One of the most remarkable education leaders of the late nineteenth century and the creator of the modern American research university finally gets his due.
Daniel Coit Gilman, a Yale-trained geographer who first worked as librarian at his alma mater, led a truly remarkable life. He was selected as the third president of the University of California; was elected as the first president of Johns Hopkins University, where he served for twenty-five years; served as one of the original founders of the Association of American Universities; and--at an age when most retired--was hand-picked by Andrew Carnegie to head up his eponymous institution in Washington, DC.
In Daniel Coit Gilman and the Birth of the American Research University, Michael T. Benson argues that Gilman's enduring legacy will always be as the father of the modern research university--a uniquely American invention that remains the envy of the entire world. In the past half-century, nothing has been written about Gilman that takes into account his detailed journals, reviews his prodigious correspondence, or considers his broad external board service. This book fills an enormous void in the history of the birth of the "new" American system of higher education, especially as it relates to graduate education. The late 1800s, Benson points out, is one of the most pivotal periods in the development of the American university model; this book reveals that there is no more important figure in shaping that model than Daniel Coit Gilman.

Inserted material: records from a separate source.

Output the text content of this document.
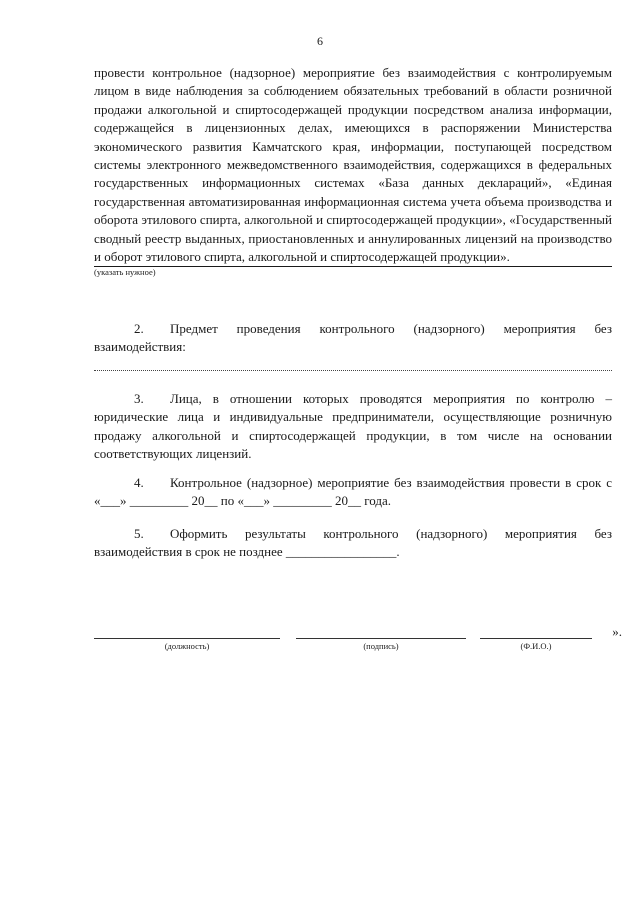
6
провести контрольное (надзорное) мероприятие без взаимодействия с контролируемым лицом в виде наблюдения за соблюдением обязательных требований в области розничной продажи алкогольной и спиртосодержащей продукции посредством анализа информации, содержащейся в лицензионных делах, имеющихся в распоряжении Министерства экономического развития Камчатского края, информации, поступающей посредством системы электронного межведомственного взаимодействия, содержащихся в федеральных государственных информационных системах «База данных деклараций», «Единая государственная автоматизированная информационная система учета объема производства и оборота этилового спирта, алкогольной и спиртосодержащей продукции», «Государственный сводный реестр выданных, приостановленных и аннулированных лицензий на производство и оборот этилового спирта, алкогольной и спиртосодержащей продукции».
(указать нужное)
2. Предмет проведения контрольного (надзорного) мероприятия без взаимодействия:
3. Лица, в отношении которых проводятся мероприятия по контролю – юридические лица и индивидуальные предприниматели, осуществляющие розничную продажу алкогольной и спиртосодержащей продукции, в том числе на основании соответствующих лицензий.
4. Контрольное (надзорное) мероприятие без взаимодействия провести в срок с «___» _________ 20__ по «___» _________ 20__ года.
5. Оформить результаты контрольного (надзорного) мероприятия без взаимодействия в срок не позднее _________________.
(должность)	(подпись)	(Ф.И.О.)
».
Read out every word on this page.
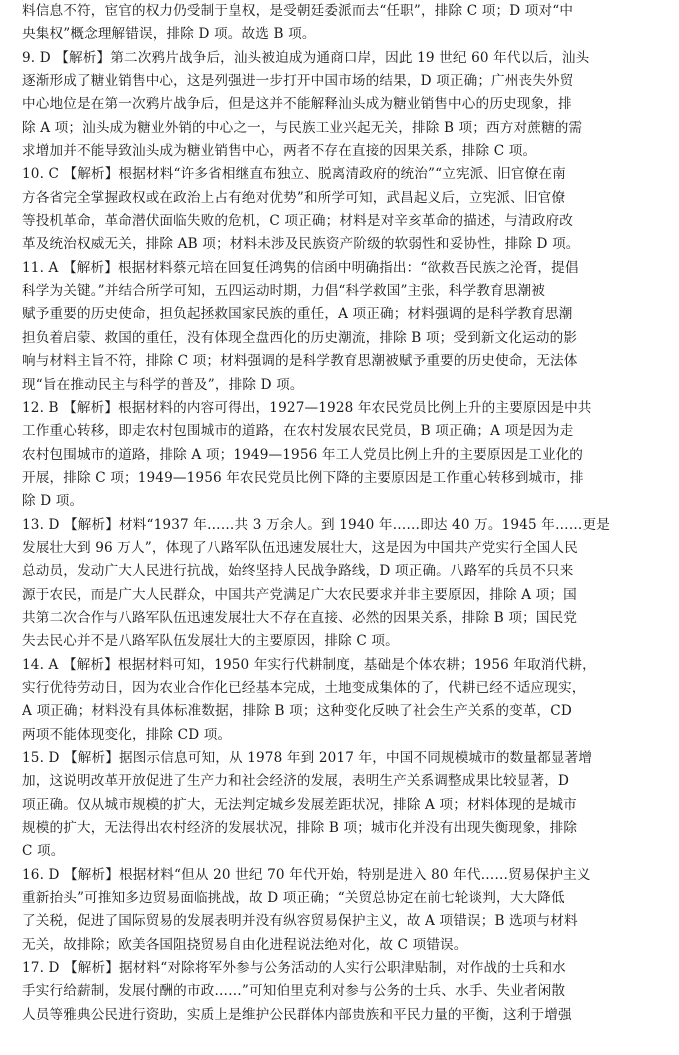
料信息不符，宦官的权力仍受制于皇权，是受朝廷委派而去“任职”，排除 C 项；D 项对“中
央集权”概念理解错误，排除 D 项。故选 B 项。
9. D 【解析】第二次鸦片战争后，汕头被迫成为通商口岸，因此 19 世纪 60 年代以后，汕头
逐渐形成了糖业销售中心，这是列强进一步打开中国市场的结果，D 项正确；广州丧失外贸
中心地位是在第一次鸦片战争后，但是这并不能解释汕头成为糖业销售中心的历史现象，排
除 A 项；汕头成为糖业外销的中心之一，与民族工业兴起无关，排除 B 项；西方对蔗糖的需
求增加并不能导致汕头成为糖业销售中心，两者不存在直接的因果关系，排除 C 项。
10. C 【解析】根据材料“许多省相继直布独立、脱离清政府的统治”“立宪派、旧官僚在南
方各省完全掌握政权或在政治上占有绝对优势”和所学可知，武昌起义后，立宪派、旧官僚
等投机革命，革命潜伏面临失败的危机，C 项正确；材料是对辛亥革命的描述，与清政府改
革及统治权威无关，排除 AB 项；材料未涉及民族资产阶级的软弱性和妥协性，排除 D 项。
11. A 【解析】根据材料蔡元培在回复任鸿隽的信函中明确指出：“欲救吾民族之沦胥，提倡
科学为关键。”并结合所学可知，五四运动时期，力倡“科学救国”主张，科学教育思潮被
赋予重要的历史使命，担负起拯救国家民族的重任，A 项正确；材料强调的是科学教育思潮
担负着启蒙、救国的重任，没有体现全盘西化的历史潮流，排除 B 项；受到新文化运动的影
响与材料主旨不符，排除 C 项；材料强调的是科学教育思潮被赋予重要的历史使命，无法体
现“旨在推动民主与科学的普及”，排除 D 项。
12. B 【解析】根据材料的内容可得出，1927—1928 年农民党员比例上升的主要原因是中共
工作重心转移，即走农村包围城市的道路，在农村发展农民党员，B 项正确；A 项是因为走
农村包围城市的道路，排除 A 项；1949—1956 年工人党员比例上升的主要原因是工业化的
开展，排除 C 项；1949—1956 年农民党员比例下降的主要原因是工作重心转移到城市，排
除 D 项。
13. D 【解析】材料“1937 年……共 3 万余人。到 1940 年……即达 40 万。1945 年……更是
发展壮大到 96 万人”，体现了八路军队伍迅速发展壮大，这是因为中国共产党实行全国人民
总动员，发动广大人民进行抗战，始终坚持人民战争路线，D 项正确。八路军的兵员不只来
源于农民，而是广大人民群众，中国共产党满足广大农民要求并非主要原因，排除 A 项；国
共第二次合作与八路军队伍迅速发展壮大不存在直接、必然的因果关系，排除 B 项；国民党
失去民心并不是八路军队伍发展壮大的主要原因，排除 C 项。
14. A 【解析】根据材料可知，1950 年实行代耕制度，基础是个体农耕；1956 年取消代耕，
实行优待劳动日，因为农业合作化已经基本完成，土地变成集体的了，代耕已经不适应现实，
A 项正确；材料没有具体标准数据，排除 B 项；这种变化反映了社会生产关系的变革，CD
两项不能体现变化，排除 CD 项。
15. D 【解析】据图示信息可知，从 1978 年到 2017 年，中国不同规模城市的数量都显著增
加，这说明改革开放促进了生产力和社会经济的发展，表明生产关系调整成果比较显著，D
项正确。仅从城市规模的扩大，无法判定城乡发展差距状况，排除 A 项；材料体现的是城市
规模的扩大，无法得出农村经济的发展状况，排除 B 项；城市化并没有出现失衡现象，排除
C 项。
16. D 【解析】根据材料“但从 20 世纪 70 年代开始，特别是进入 80 年代……贸易保护主义
重新抬头”可推知多边贸易面临挑战，故 D 项正确；“关贸总协定在前七轮谈判，大大降低
了关税，促进了国际贸易的发展表明并没有纵容贸易保护主义，故 A 项错误；B 选项与材料
无关，故排除；欧美各国阻挠贸易自由化进程说法绝对化，故 C 项错误。
17. D 【解析】据材料“对除将军外参与公务活动的人实行公职津贴制，对作战的士兵和水
手实行给薪制，发展付酬的市政……”可知伯里克利对参与公务的士兵、水手、失业者闲散
人员等雅典公民进行资助，实质上是维护公民群体内部贵族和平民力量的平衡，这利于增强
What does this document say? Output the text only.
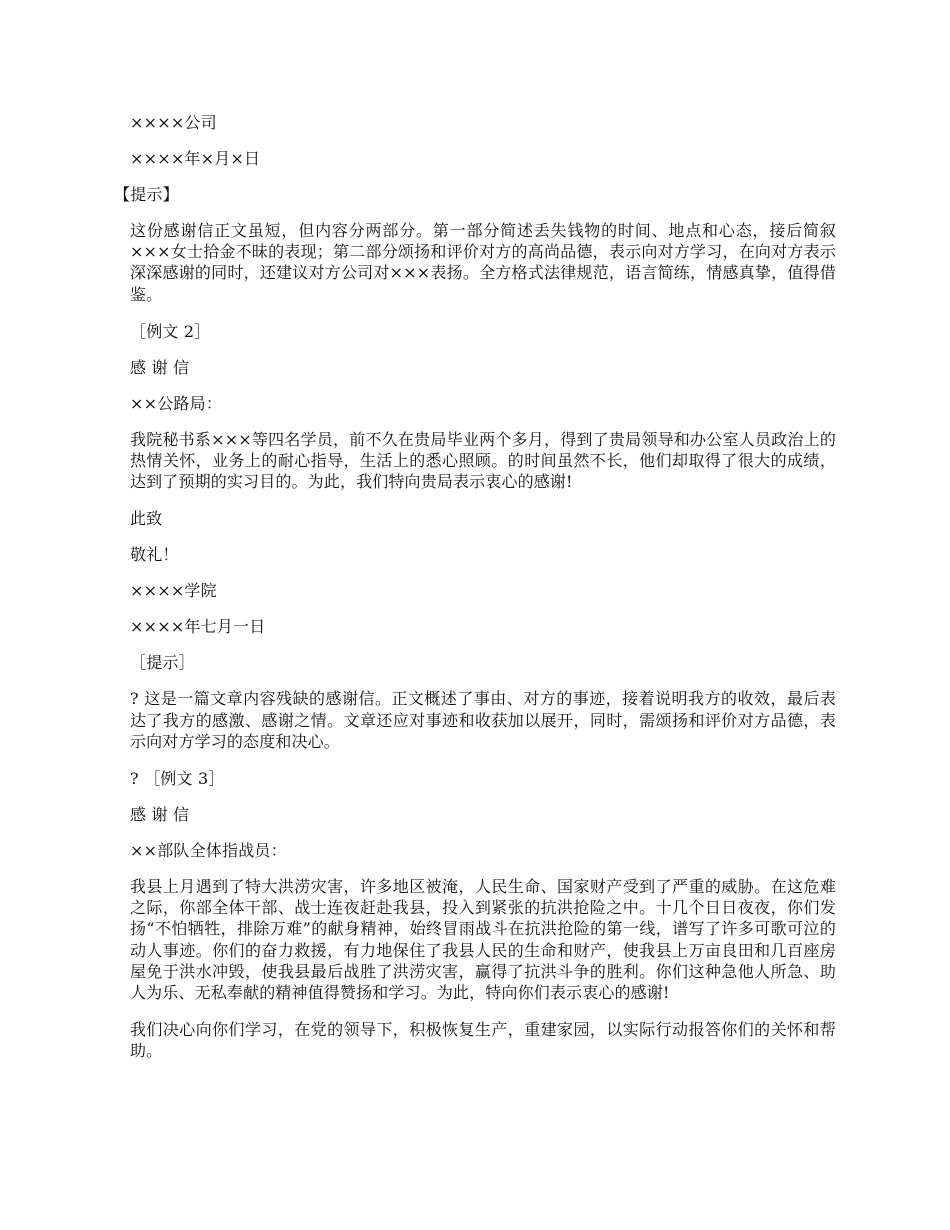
××××公司

××××年×月×日

【提示】

这份感谢信正文虽短，但内容分两部分。第一部分简述丢失钱物的时间、地点和心态，接后简叙×××女士拾金不昧的表现；第二部分颂扬和评价对方的高尚品德，表示向对方学习，在向对方表示深深感谢的同时，还建议对方公司对×××表扬。全方格式法律规范，语言简练，情感真挚，值得借鉴。

［例文 2］

感 谢 信

××公路局：

我院秘书系×××等四名学员，前不久在贵局毕业两个多月，得到了贵局领导和办公室人员政治上的热情关怀，业务上的耐心指导，生活上的悉心照顾。的时间虽然不长，他们却取得了很大的成绩，达到了预期的实习目的。为此，我们特向贵局表示衷心的感谢!

此致

敬礼！

××××学院

××××年七月一日

［提示］

? 这是一篇文章内容残缺的感谢信。正文概述了事由、对方的事迹，接着说明我方的收效，最后表达了我方的感激、感谢之情。文章还应对事迹和收获加以展开，同时，需颂扬和评价对方品德，表示向对方学习的态度和决心。

? ［例文 3］

感 谢 信

××部队全体指战员：

我县上月遇到了特大洪涝灾害，许多地区被淹，人民生命、国家财产受到了严重的威胁。在这危难之际，你部全体干部、战士连夜赶赴我县，投入到紧张的抗洪抢险之中。十几个日日夜夜，你们发扬“不怕牺牲，排除万难”的献身精神，始终冒雨战斗在抗洪抢险的第一线，谱写了许多可歌可泣的动人事迹。你们的奋力救援，有力地保住了我县人民的生命和财产，使我县上万亩良田和几百座房屋免于洪水冲毁，使我县最后战胜了洪涝灾害，赢得了抗洪斗争的胜利。你们这种急他人所急、助人为乐、无私奉献的精神值得赞扬和学习。为此，特向你们表示衷心的感谢!

我们决心向你们学习，在党的领导下，积极恢复生产，重建家园，以实际行动报答你们的关怀和帮助。
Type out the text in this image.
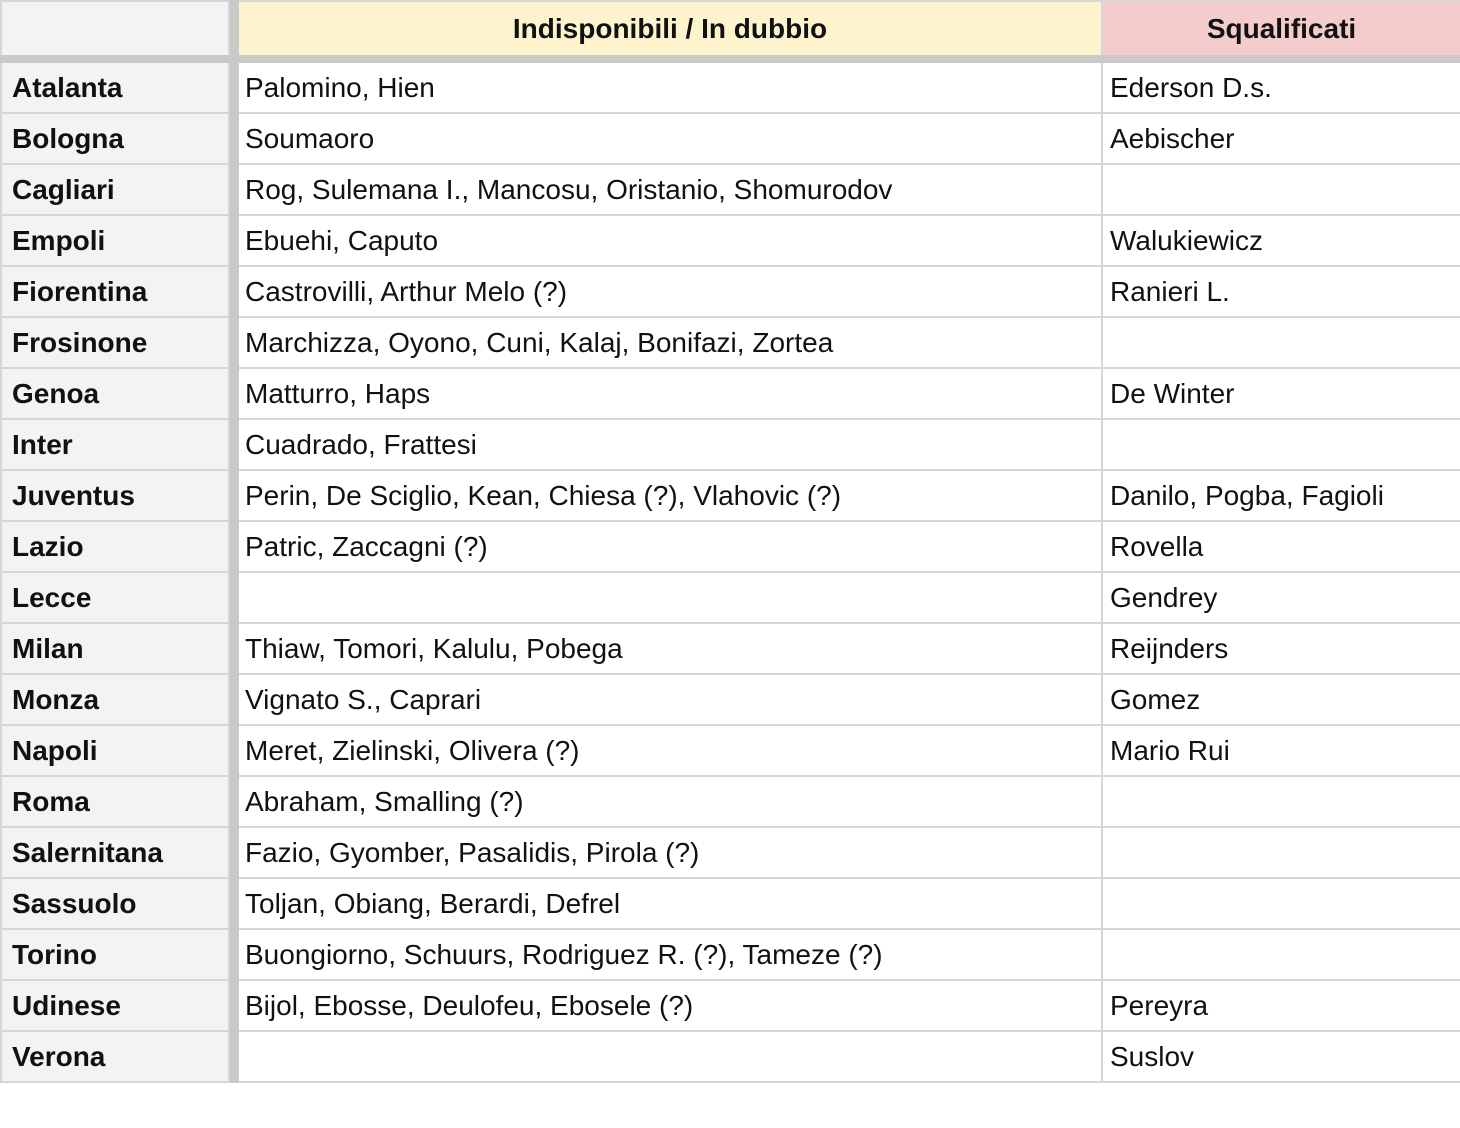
		Indisponibili / In dubbio	Squalificati
Atalanta		Palomino, Hien	Ederson D.s.
Bologna		Soumaoro	Aebischer
Cagliari		Rog, Sulemana I., Mancosu, Oristanio, Shomurodov	
Empoli		Ebuehi, Caputo	Walukiewicz
Fiorentina		Castrovilli, Arthur Melo (?)	Ranieri L.
Frosinone		Marchizza, Oyono, Cuni, Kalaj, Bonifazi, Zortea	
Genoa		Matturro, Haps	De Winter
Inter		Cuadrado, Frattesi	
Juventus		Perin, De Sciglio, Kean, Chiesa (?), Vlahovic (?)	Danilo, Pogba, Fagioli
Lazio		Patric, Zaccagni (?)	Rovella
Lecce			Gendrey
Milan		Thiaw, Tomori, Kalulu, Pobega	Reijnders
Monza		Vignato S., Caprari	Gomez
Napoli		Meret, Zielinski, Olivera (?)	Mario Rui
Roma		Abraham, Smalling (?)	
Salernitana		Fazio, Gyomber, Pasalidis, Pirola (?)	
Sassuolo		Toljan, Obiang, Berardi, Defrel	
Torino		Buongiorno, Schuurs, Rodriguez R. (?), Tameze (?)	
Udinese		Bijol, Ebosse, Deulofeu, Ebosele (?)	Pereyra
Verona			Suslov
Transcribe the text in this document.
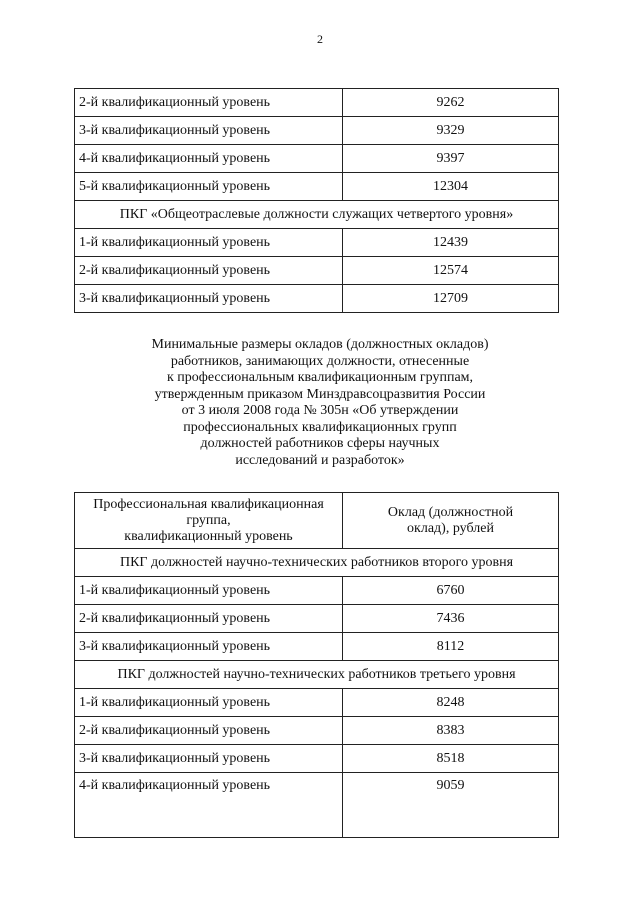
2
2-й квалификационный уровень	9262
3-й квалификационный уровень	9329
4-й квалификационный уровень	9397
5-й квалификационный уровень	12304
ПКГ «Общеотраслевые должности служащих четвертого уровня»	
1-й квалификационный уровень	12439
2-й квалификационный уровень	12574
3-й квалификационный уровень	12709
Минимальные размеры окладов (должностных окладов)
работников, занимающих должности, отнесенные
к профессиональным квалификационным группам,
утвержденным приказом Минздравсоцразвития России
от 3 июля 2008 года № 305н «Об утверждении
профессиональных квалификационных групп
должностей работников сферы научных
исследований и разработок»
Профессиональная квалификационная группа,
квалификационный уровень	Оклад (должностной
оклад), рублей
ПКГ должностей научно-технических работников второго уровня	
1-й квалификационный уровень	6760
2-й квалификационный уровень	7436
3-й квалификационный уровень	8112
ПКГ должностей научно-технических работников третьего уровня	
1-й квалификационный уровень	8248
2-й квалификационный уровень	8383
3-й квалификационный уровень	8518
4-й квалификационный уровень	9059
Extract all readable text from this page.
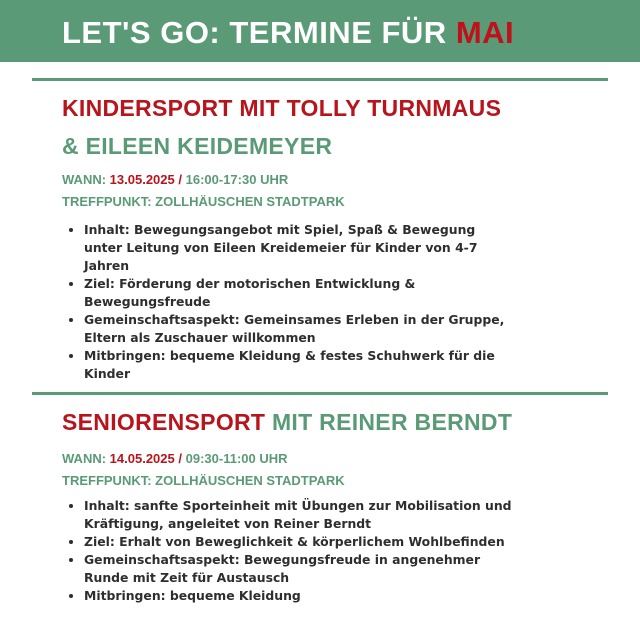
LET'S GO: TERMINE FÜR MAI
KINDERSPORT MIT TOLLY TURNMAUS
& EILEEN KEIDEMEYER
WANN: 13.05.2025 / 16:00-17:30 UHR
TREFFPUNKT: ZOLLHÄUSCHEN STADTPARK
• Inhalt: Bewegungsangebot mit Spiel, Spaß & Bewegung unter Leitung von Eileen Kreidemeier für Kinder von 4-7 Jahren
• Ziel: Förderung der motorischen Entwicklung & Bewegungsfreude
• Gemeinschaftsaspekt: Gemeinsames Erleben in der Gruppe, Eltern als Zuschauer willkommen
• Mitbringen: bequeme Kleidung & festes Schuhwerk für die Kinder
SENIORENSPORT MIT REINER BERNDT
WANN: 14.05.2025 / 09:30-11:00 UHR
TREFFPUNKT: ZOLLHÄUSCHEN STADTPARK
• Inhalt: sanfte Sporteinheit mit Übungen zur Mobilisation und Kräftigung, angeleitet von Reiner Berndt
• Ziel: Erhalt von Beweglichkeit & körperlichem Wohlbefinden
• Gemeinschaftsaspekt: Bewegungsfreude in angenehmer Runde mit Zeit für Austausch
• Mitbringen: bequeme Kleidung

Benson focuses on Gilman's time deliberating on, discussing, developing, refining, and eventually implementing the plan that brought the modern research university to life in 1876. He also explains how many university elements that we take for granted--the graduate fellowships, the emphasis on primary investigations and discovery, the funding of the best laboratory and research spaces, the scholarly journals, the university presses, the sprawling health sciences complexes with teaching hospitals--were put in place by Gilman at Johns Hopkins University. Ultimately, the book shows, Gilman and his colleagues forced all institutions to reexamine their own model and to make the requisite changes to adapt, survive, thrive, compete, and contribute.